This pub is part of the project, “Useful computing at Arcadia.” Visit the project narrative for more background and context.
The sourmashconsumr R package is available in this GitHub repository. Documentation for the package is available here.
All code associated with figures and validation is available in this GitHub repository.
Share your thoughts!
Watch a video tutorial on making a PubPub account and commenting. Feel free to add line-by-line comments anywhere within this text, provide overall feedback by commenting in the box at the bottom of the page, or post about this work on social media. Please make all feedback public so other readers can benefit from the discussion.
We often use sequencing data to help answer biological questions and generate new hypotheses. One of the goals of Arcadia’s software team is to empower biologists to analyze their own data, and one way to achieve that is by packaging code that accomplishes routine tasks so that it’s easier for diverse scientists to jump into their own data.
In this pub, we’re sharing a tool that allows anyone working with sequencing data to analyze sourmash outputs in R, a language that excels at statistical analysis and visualization.
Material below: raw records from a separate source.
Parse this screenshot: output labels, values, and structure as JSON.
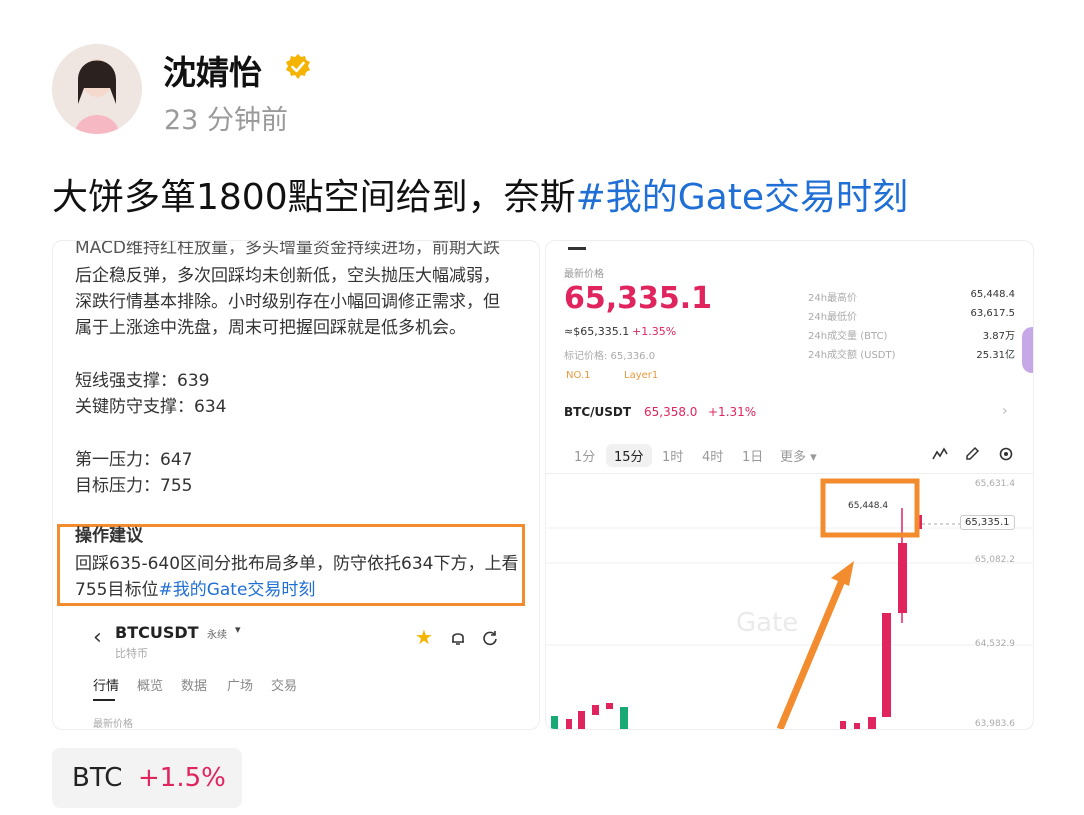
{
  "post": {
    "author": "沈婧怡",
    "time": "23 分钟前",
    "text_main": "大饼多箪1800點空间给到，奈斯",
    "text_tag": "#我的Gate交易时刻"
  },
  "left_image": {
    "lines": [
      "MACD维持红柱放量，多头增量资金持续进场，前期大跌",
      "后企稳反弹，多次回踩均未创新低，空头抛压大幅减弱，",
      "深跌行情基本排除。小时级别存在小幅回调修正需求，但",
      "属于上涨途中洗盘，周末可把握回踩就是低多机会。",
      "短线强支撑：639",
      "关键防守支撑：634",
      "第一压力：647",
      "目标压力：755",
      "操作建议",
      "回踩635-640区间分批布局多单，防守依托634下方，上看",
      "755目标位"
    ],
    "tag": "#我的Gate交易时刻",
    "app": {
      "symbol": "BTCUSDT",
      "contract": "永续",
      "subtitle": "比特币",
      "tabs": [
        "行情",
        "概览",
        "数据",
        "广场",
        "交易"
      ],
      "bottom": "最新价格"
    }
  },
  "right_image": {
    "latest_label": "最新价格",
    "price": "65,335.1",
    "fiat": "≈$65,335.1",
    "change": "+1.35%",
    "mark": "标记价格: 65,336.0",
    "badge1": "NO.1",
    "badge2": "Layer1",
    "stats": [
      {
        "label": "24h最高价",
        "value": "65,448.4"
      },
      {
        "label": "24h最低价",
        "value": "63,617.5"
      },
      {
        "label": "24h成交量 (BTC)",
        "value": "3.87万"
      },
      {
        "label": "24h成交额 (USDT)",
        "value": "25.31亿"
      }
    ],
    "pair": "BTC/USDT",
    "pair_price": "65,358.0",
    "pair_change": "+1.31%",
    "timeframes": [
      "1分",
      "15分",
      "1时",
      "4时",
      "1日",
      "更多"
    ],
    "active_timeframe": "15分",
    "axis": [
      "65,631.4",
      "65,082.2",
      "64,532.9",
      "63,983.6"
    ],
    "current_tag": "65,335.1",
    "high_label": "65,448.4",
    "watermark": "Gate"
  },
  "chip": {
    "symbol": "BTC",
    "change": "+1.5%"
  }
}
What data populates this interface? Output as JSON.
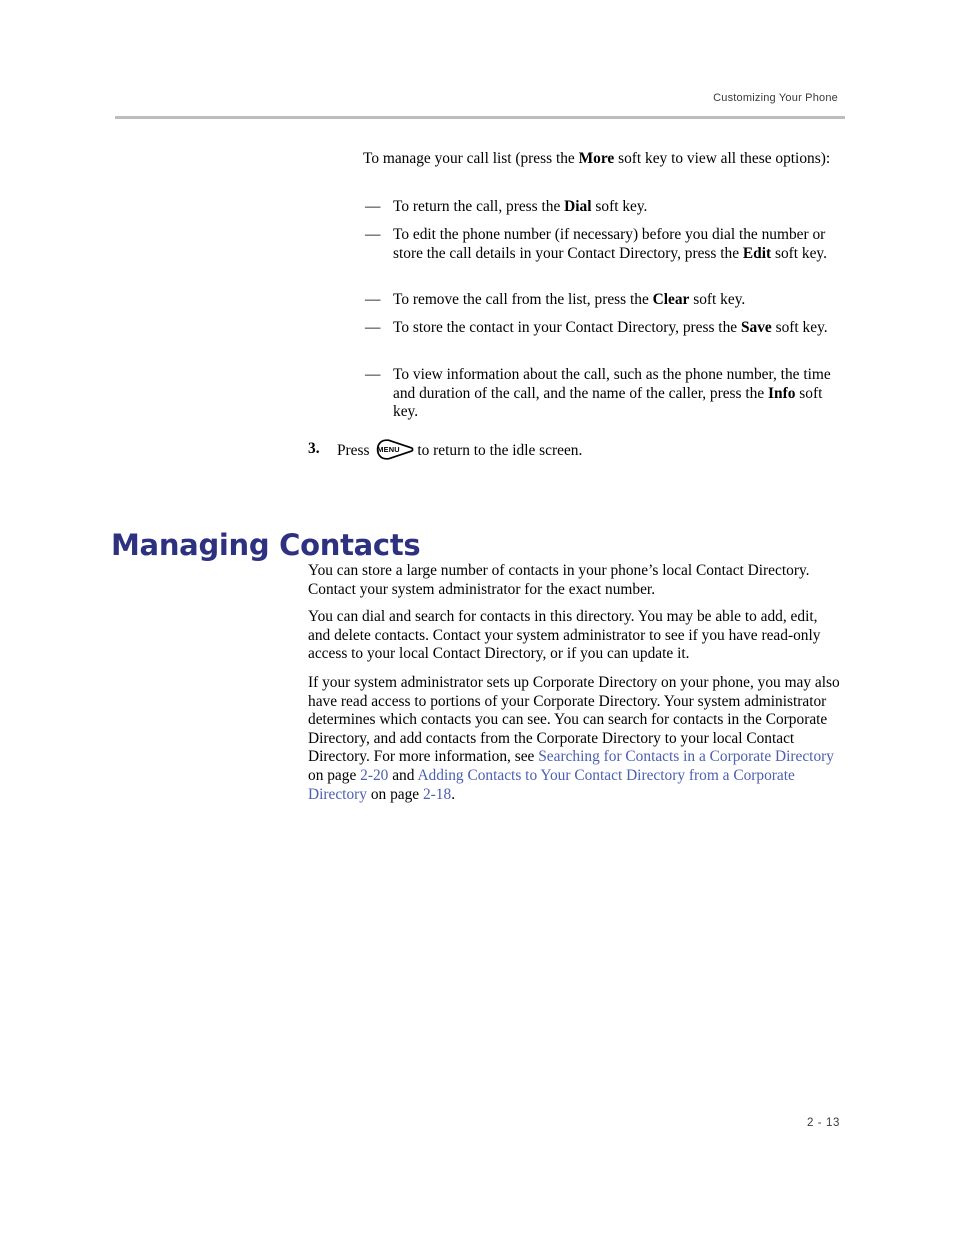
{
  "header": {
    "running_title": "Customizing Your Phone"
  },
  "intro": {
    "lead_part1": "To manage your call list (press the ",
    "lead_bold": "More",
    "lead_part2": " soft key to view all these options):"
  },
  "dash_list": {
    "dash_glyph": "—",
    "items": [
      {
        "before": "To return the call, press the ",
        "bold": "Dial",
        "after": " soft key."
      },
      {
        "before": "To edit the phone number (if necessary) before you dial the number or store the call details in your Contact Directory, press the ",
        "bold": "Edit",
        "after": " soft key."
      },
      {
        "before": "To remove the call from the list, press the ",
        "bold": "Clear",
        "after": " soft key."
      },
      {
        "before": "To store the contact in your Contact Directory, press the ",
        "bold": "Save",
        "after": " soft key."
      },
      {
        "before": "To view information about the call, such as the phone number, the time and duration of the call, and the name of the caller, press the ",
        "bold": "Info",
        "after": " soft key."
      }
    ]
  },
  "step3": {
    "number": "3.",
    "text_before_key": "Press",
    "key_label": "MENU",
    "text_after_key": "to return to the idle screen."
  },
  "section": {
    "heading": "Managing Contacts",
    "paragraph1": "You can store a large number of contacts in your phone’s local Contact Directory. Contact your system administrator for the exact number.",
    "paragraph2": "You can dial and search for contacts in this directory. You may be able to add, edit, and delete contacts. Contact your system administrator to see if you have read-only access to your local Contact Directory, or if you can update it.",
    "paragraph3": {
      "part1": "If your system administrator sets up Corporate Directory on your phone, you may also have read access to portions of your Corporate Directory. Your system administrator determines which contacts you can see. You can search for contacts in the Corporate Directory, and add contacts from the Corporate Directory to your local Contact Directory. For more information, see ",
      "link1": "Searching for Contacts in a Corporate Directory",
      "part2": " on page ",
      "link2": "2-20",
      "part3": " and ",
      "link3": "Adding Contacts to Your Contact Directory from a Corporate Directory",
      "part4": " on page ",
      "link4": "2-18",
      "part5": "."
    }
  },
  "footer": {
    "page_number": "2 - 13"
  },
  "colors": {
    "heading": "#2d3180",
    "link": "#4c5fb0",
    "rule": "#bdbdbd",
    "header_text": "#3a3a3a"
  }
}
We thought it would be especially helpful to include a standard set of go-to visualizations that we wouldn’t need to build from scratch every time we analyze a new dataset. With this package, we anticipate that scientists with a wider range of computational literacy will be able to directly play with their data, giving them more ownership and creativity.
Some biological computing tools, statistical methods, or visualizations are only available as R packages [1][2][3]. To access these methods, we need to load and parse biological data into the appropriate, often tool-specific, format.
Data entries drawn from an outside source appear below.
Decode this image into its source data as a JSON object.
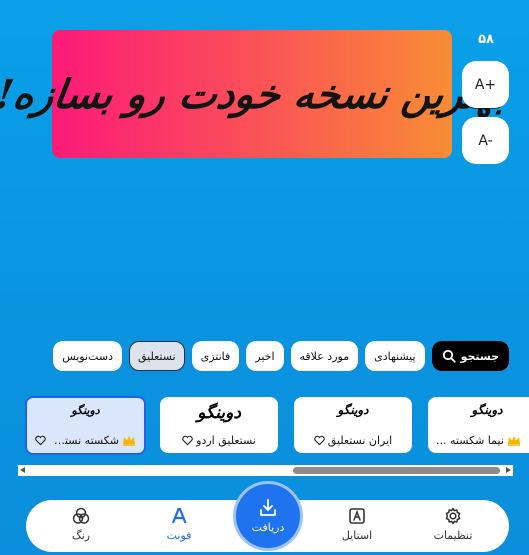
{
  "preview": {
    "text": "بهترین نسخه خودت رو بسازه!",
    "gradient_start": "#fb1a78",
    "gradient_end": "#f88d35"
  },
  "size_control": {
    "value": "۵۸",
    "increase_label": "A+",
    "decrease_label": "A-"
  },
  "filters": {
    "search_label": "جستجو",
    "chips": [
      {
        "label": "پیشنهادی",
        "selected": false
      },
      {
        "label": "مورد علاقه",
        "selected": false
      },
      {
        "label": "اخیر",
        "selected": false
      },
      {
        "label": "فانتزی",
        "selected": false
      },
      {
        "label": "نستعلیق",
        "selected": true
      },
      {
        "label": "دست‌نویس",
        "selected": false
      }
    ]
  },
  "fonts": [
    {
      "sample": "دوینگو",
      "name": "نیما شکسته ...",
      "premium": true,
      "selected": false
    },
    {
      "sample": "دوینگو",
      "name": "ایران نستعلیق",
      "premium": false,
      "selected": false
    },
    {
      "sample": "دوینگو",
      "name": "نستعلیق اردو",
      "premium": false,
      "selected": false
    },
    {
      "sample": "دوینگو",
      "name": "شکسته نستع...",
      "premium": true,
      "selected": true
    }
  ],
  "scrollbar": {
    "position": 0.62
  },
  "nav": {
    "settings": "تنظیمات",
    "style": "استایل",
    "download": "دریافت",
    "font": "فونت",
    "color": "رنگ"
  },
  "colors": {
    "background": "#0a9ae3",
    "accent": "#1f6de8",
    "crown": "#f2b705"
  }
}
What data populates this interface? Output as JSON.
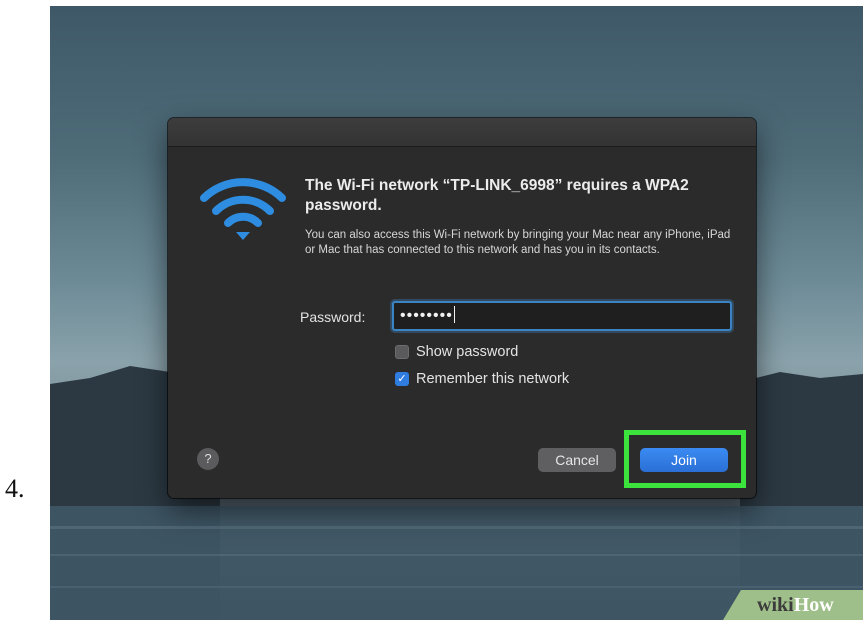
{
  "step": {
    "number": "4."
  },
  "dialog": {
    "heading": "The Wi-Fi network “TP-LINK_6998” requires a WPA2 password.",
    "body": "You can also access this Wi-Fi network by bringing your Mac near any iPhone, iPad or Mac that has connected to this network and has you in its contacts.",
    "password_label": "Password:",
    "password_value": "••••••••",
    "show_password": {
      "label": "Show password",
      "checked": false
    },
    "remember_network": {
      "label": "Remember this network",
      "checked": true,
      "check_glyph": "✓"
    },
    "help_label": "?",
    "cancel_label": "Cancel",
    "join_label": "Join"
  },
  "icons": {
    "wifi": "wifi-icon",
    "help": "question-mark-icon"
  },
  "colors": {
    "dialog_background": "#2b2b2c",
    "accent_blue": "#2f7de1",
    "highlight_green": "#3ce33c",
    "wifi_blue": "#2e8de0"
  },
  "watermark": {
    "part1": "wiki",
    "part2": "How"
  }
}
Sourmash is a Python package that quickly compares potentially very large sets of DNA and protein sequences [4]. This functionality can be used to, for example, cluster transcriptomes [5] or genomes [6], to identify the taxonomy of new isolate or metagenome-assembled genomes [7], or to determine the taxonomic composition of a new metagenome sequence by comparing it against a database of reference genomes [8]. Sourmash outputs text files in JSON and CSV format that contain information about the sequences themselves or about the similarity between a sequence and other sequences. These text files can be used for many downstream applications, including visualization of pairwise sample similarity [5] or taxonomic composition [8], machine learning [9], differential abundance analysis [10], or to estimate pangenomes [11].
The process of transforming the output of a sourmash command into a downstream analysis requires a substantial amount of code, much of which can be standardized between use cases (e.g., parsing). The sourmash Python API provides this functionality in the Python language, thereby lowering the bar for analysis of these outputs in Python. We sought a similar code base that would let us analyze sourmash outputs in R.
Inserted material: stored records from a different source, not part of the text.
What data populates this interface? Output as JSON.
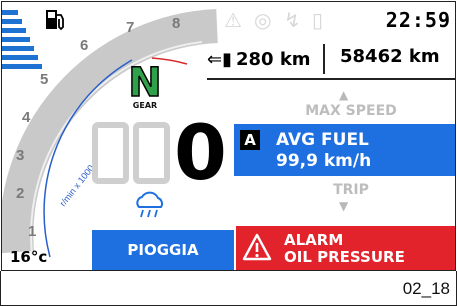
{
  "status": {
    "clock": "22:59",
    "warning_icons": [
      "engine-icon",
      "brake-icon",
      "traction-icon",
      "battery-icon"
    ]
  },
  "fuel": {
    "icon": "fuel-pump-icon",
    "level_bars_total": 7,
    "level_bars_lit": 7
  },
  "trip": {
    "range_icon": "fuel-range-icon",
    "range_value": "280 km",
    "odometer_value": "58462 km"
  },
  "tachometer": {
    "scale_marks": [
      "1",
      "2",
      "3",
      "4",
      "5",
      "6",
      "7",
      "8"
    ],
    "unit_label": "r/min x 1000"
  },
  "gear": {
    "value": "N",
    "label": "GEAR"
  },
  "speed": {
    "value": "0"
  },
  "menu": {
    "up_arrow": "▲",
    "prev_item": "MAX SPEED",
    "selected_badge": "A",
    "selected_title": "AVG FUEL",
    "selected_value": "99,9 km/h",
    "next_item": "TRIP",
    "down_arrow": "▼"
  },
  "environment": {
    "temperature": "16°c"
  },
  "riding_mode": {
    "icon": "rain-cloud-icon",
    "label": "PIOGGIA"
  },
  "alarm": {
    "icon": "warning-triangle-icon",
    "line1": "ALARM",
    "line2": "OIL PRESSURE"
  },
  "figure_code": "02_18",
  "colors": {
    "accent_blue": "#1e6fe0",
    "alarm_red": "#e2232b",
    "gear_green": "#2fa14a",
    "ghost_gray": "#cfcfcf"
  }
}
We wrote an R package, sourmashconsumr, which provides parsing, visualization, and analysis functions to operate on the outputs of the sourmash Python package in R.
Below, we describe the main functionalities encoded in the sourmashconsumr R package (Figure 1). In addition to this overview, the package itself contains function documentation and a vignette that demonstrates how to use the code.
The sourmashconsumr R package is available at this GitHub repository (DOI: 10.5281/zenodo.7591833) under an MIT license. All code associated with figures and validation is available in this GitHub repository (DOI: 10.5281/zenodo.7591845).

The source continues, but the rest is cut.